SSL Hell
If you’re a long time reader of this blog, you are very aware that I hate the way SSL is implemented on Domino. I mean c’mon, even the logo in the management database still has the old R5 Domino logo.
Anyway, at the day gig, we have a wildcard SSL certificate to handle multiple subdomains within our main domain. That means that each domain in the *.acme.com range uses the same SSL certificate. So X.acme.com and Y.acme.com both use the same cert. Domino handles this a little weirdly itself as you require a specific IP address for each SSL subdomain, but that’s not what I ran into this week.
What happened is that we need to use that same SSL wildcard on an IIS server. So, we simply downloaded it from our registrar and tried to install it within IIS. Problem is, it didn’t work. Searching for Google info on SSL on Domino is a little sparse, so my server admin contacted the registrar to see what they thought. They said we needed to export the certificate from Domino and then import it into IIS. For some reason, you couldn’t just install it on IIS once it was already installed previously on Domino.

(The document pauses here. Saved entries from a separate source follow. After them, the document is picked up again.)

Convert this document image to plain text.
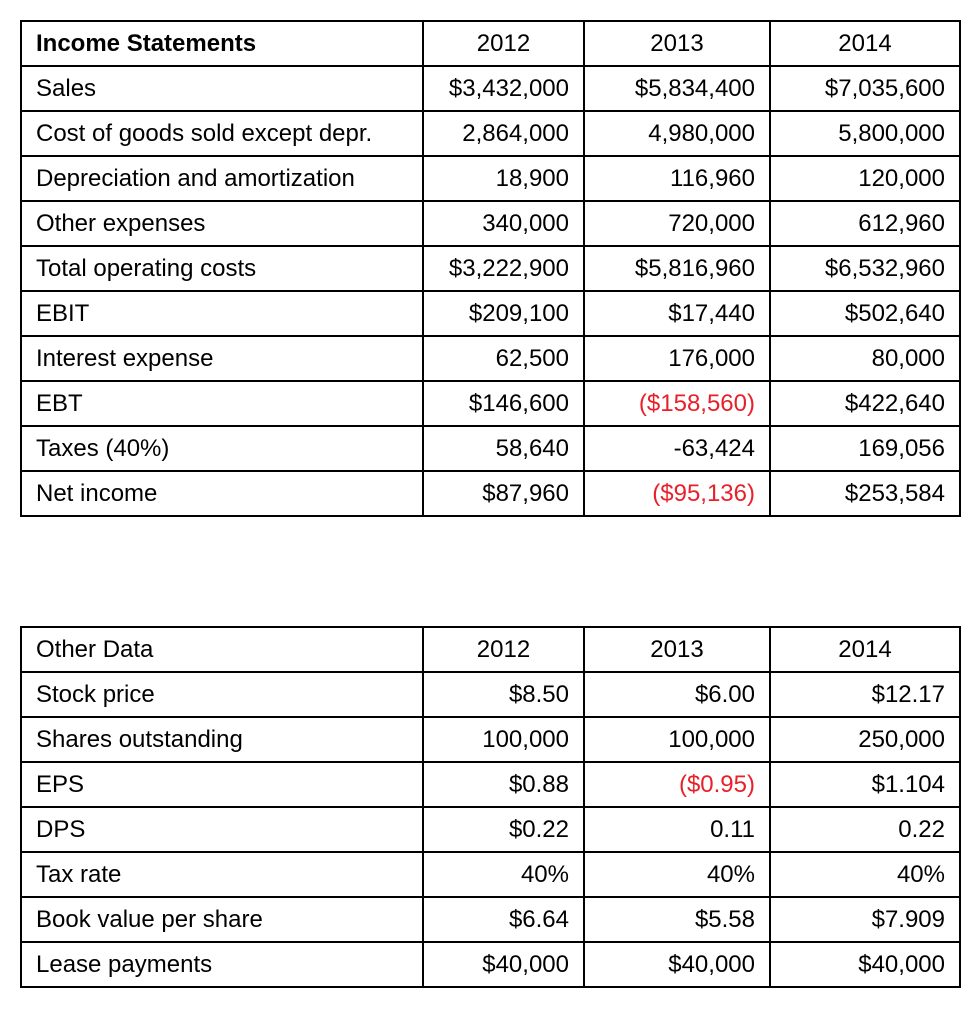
Income Statements	2012	2013	2014
Sales	$3,432,000	$5,834,400	$7,035,600
Cost of goods sold except depr.	2,864,000	4,980,000	5,800,000
Depreciation and amortization	18,900	116,960	120,000
Other expenses	340,000	720,000	612,960
Total operating costs	$3,222,900	$5,816,960	$6,532,960
EBIT	$209,100	$17,440	$502,640
Interest expense	62,500	176,000	80,000
EBT	$146,600	($158,560)	$422,640
Taxes (40%)	58,640	-63,424	169,056
Net income	$87,960	($95,136)	$253,584
Other Data	2012	2013	2014
Stock price	$8.50	$6.00	$12.17
Shares outstanding	100,000	100,000	250,000
EPS	$0.88	($0.95)	$1.104
DPS	$0.22	0.11	0.22
Tax rate	40%	40%	40%
Book value per share	$6.64	$5.58	$7.909
Lease payments	$40,000	$40,000	$40,000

So, I go to the SSL database on Domino and opened our keyring for our wildcard certificate. I looked around and couldn’t find an Export function anywhere. It doesn’t exist. In addition, Domino saves your info in a keyring file with a .KYR extension which cannot be read outside of Domino. So now I was at a loss. So once again I started googling info on this and came across this post. Kevin was exporting for use in Apache, but had come across the same problem that I just had.
He found a utility from IBM called iKeyman. This utility allows you to open a Domino .KYR file, and then export it to a PKCS12 (.P12) file. Once you do that, you can use another utility called OpenSSL to convert into whatever other formats you may need. For me, IIS was happy with just the .P12 file so we were able to use that and didn’t need to bother with OpenSSL.
So now, SSL is working on IIS and Domino. A huge thanks to Kevin for his blog post. I wanted to post as well to give a little more Google juice to SSL issues you may run into with Domino, SSL and wildcards.
August 10, 2011 @ 7:16 pm
Did you know that most registrars can produce a duplicate certificate for you? Saving you the trouble of exporting?
August 10, 2011 @ 8:07 pm
That didn’t work unfortunately. We download it and it just wouldn’t work correctly until we did an actual export. Doesn’t make any sense I know, but that’s the way it worked out.
August 11, 2011 @ 7:20 am
iKeyMan is a bit of hell in itself.
Newer verson don’t seem to know about the Domino keyrings.
The older version (5) doesn’t run on anything above XP.
Also (as I found out yesterday) the keyring & certificates to need to be on the same drive as iKeyman itself.;
I tried running iKeyman from a virtual XP box, running on my Win7 laptop system trying to access the keyring & certificates on a mapped drive (on the same Win7 laptop). The keyring opened sucessfully, but iKeyMan didn’t want to add the certificate (which was in .p12 format) until I moved everything into the virtual XP box.